De beroepscommissie heeft de Staatssecretaris in de gelegenheid gesteld schriftelijk te reageren op het beroep en klager alsmede zijn raadsman om het beroep schriftelijk toe te lichten.

Op grond van haar onderzoek overweegt en beslist de beroepscommissie als volgt.

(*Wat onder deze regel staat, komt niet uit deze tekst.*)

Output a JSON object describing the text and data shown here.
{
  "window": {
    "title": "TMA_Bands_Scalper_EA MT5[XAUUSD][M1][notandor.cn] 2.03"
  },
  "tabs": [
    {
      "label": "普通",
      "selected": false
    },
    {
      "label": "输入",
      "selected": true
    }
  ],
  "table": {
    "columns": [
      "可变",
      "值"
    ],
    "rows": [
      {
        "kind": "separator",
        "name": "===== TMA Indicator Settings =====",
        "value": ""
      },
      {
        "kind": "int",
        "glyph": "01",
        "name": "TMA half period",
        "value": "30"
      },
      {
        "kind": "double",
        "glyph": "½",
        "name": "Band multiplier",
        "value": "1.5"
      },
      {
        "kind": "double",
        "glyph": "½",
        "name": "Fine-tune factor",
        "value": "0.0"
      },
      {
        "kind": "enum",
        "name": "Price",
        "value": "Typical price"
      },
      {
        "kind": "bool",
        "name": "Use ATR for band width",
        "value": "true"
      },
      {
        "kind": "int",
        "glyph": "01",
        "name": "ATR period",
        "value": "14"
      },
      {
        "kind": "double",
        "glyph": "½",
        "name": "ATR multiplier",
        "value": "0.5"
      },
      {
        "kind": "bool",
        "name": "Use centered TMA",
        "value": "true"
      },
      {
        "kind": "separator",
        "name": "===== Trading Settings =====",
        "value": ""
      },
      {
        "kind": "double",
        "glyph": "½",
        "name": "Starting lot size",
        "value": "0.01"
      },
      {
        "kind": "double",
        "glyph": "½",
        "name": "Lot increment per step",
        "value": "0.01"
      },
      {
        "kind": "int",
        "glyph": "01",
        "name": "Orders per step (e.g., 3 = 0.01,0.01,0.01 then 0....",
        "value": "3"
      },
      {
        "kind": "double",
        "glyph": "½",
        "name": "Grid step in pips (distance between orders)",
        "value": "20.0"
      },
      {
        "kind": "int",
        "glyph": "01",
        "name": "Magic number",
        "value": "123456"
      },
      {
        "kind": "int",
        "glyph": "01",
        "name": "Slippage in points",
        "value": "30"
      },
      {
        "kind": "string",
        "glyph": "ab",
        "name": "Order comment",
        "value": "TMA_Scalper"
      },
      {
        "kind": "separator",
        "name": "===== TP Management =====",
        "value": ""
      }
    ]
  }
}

1. De inhoud van de bestreden beslissing
De Staatssecretaris heeft klagers verzoek tot het tijdelijk verlaten van de inrichting in het kader van strafonderbreking afgewezen.

2. De standpunten
Door en namens klager is het beroep als volgt toegelicht. Klager is van mening dat de Staatssecretaris bij het nemen van de bestreden beslissing een onvoldoende zorgvuldige belangenafweging heeft gemaakt. Ten onrechte is gesteld dat het verzoek om
strafonderbreking, voor het bezoek aan klagers ernstig zieke moeder, niet kan worden toegewezen. Klagers moeder is, blijkens de verklaring van de neuroloog, ernstig ziek en heeft recentelijk een hersenbloeding gehad, tengevolge waarvan zij thans in
comateuze toestand verkeert. Volgens de artsen bestaat de zeer reële kans dat zij op korte termijn zal komen te overlijden. Klager wil zijn moeder graag nog een laatste keer bezoeken teneinde op een humane manier afscheid van haar te kunnen nemen.
Strafonderbreking in verband met een bezoek aan een ernstig zieke ouder is volgens de Regeling tijdelijk verlaten van de inrichting (hierna: de Regeling) mogelijk. De omstandigheid dat dat bezoek in dit geval buiten de landsgrenzen dient plaats te
vinden is niet relevant. Namens klager wordt verwezen naar een eerdere uitspraak van de beroepscommissie (kenmerk 06/2612/GV) waarin een bezoek aan een ernstig zieke ouder in Curaçao werd toegestaan.
Klager is bereid om tijdens zijn verblijf in Suriname de volgende beperkingen in zijn bewegingsvrijheid toe te staan: begeleiding/bewaking tijdens de duur van het verblijf; een dagelijkse meldplicht op het politiebureau te Paramaribo en het eventueel
moeten verblijven op het politiebureau van Paramaribo met de mogelijkheid van begeleid bezoek aan zijn moeder in het ziekenhuis is Paramaribo. Klager is van mening dat in zijn geval de persoonlijke belangen hadden moeten prevaleren boven het algemeen
belang van een ongestoorde tenuitvoerlegging.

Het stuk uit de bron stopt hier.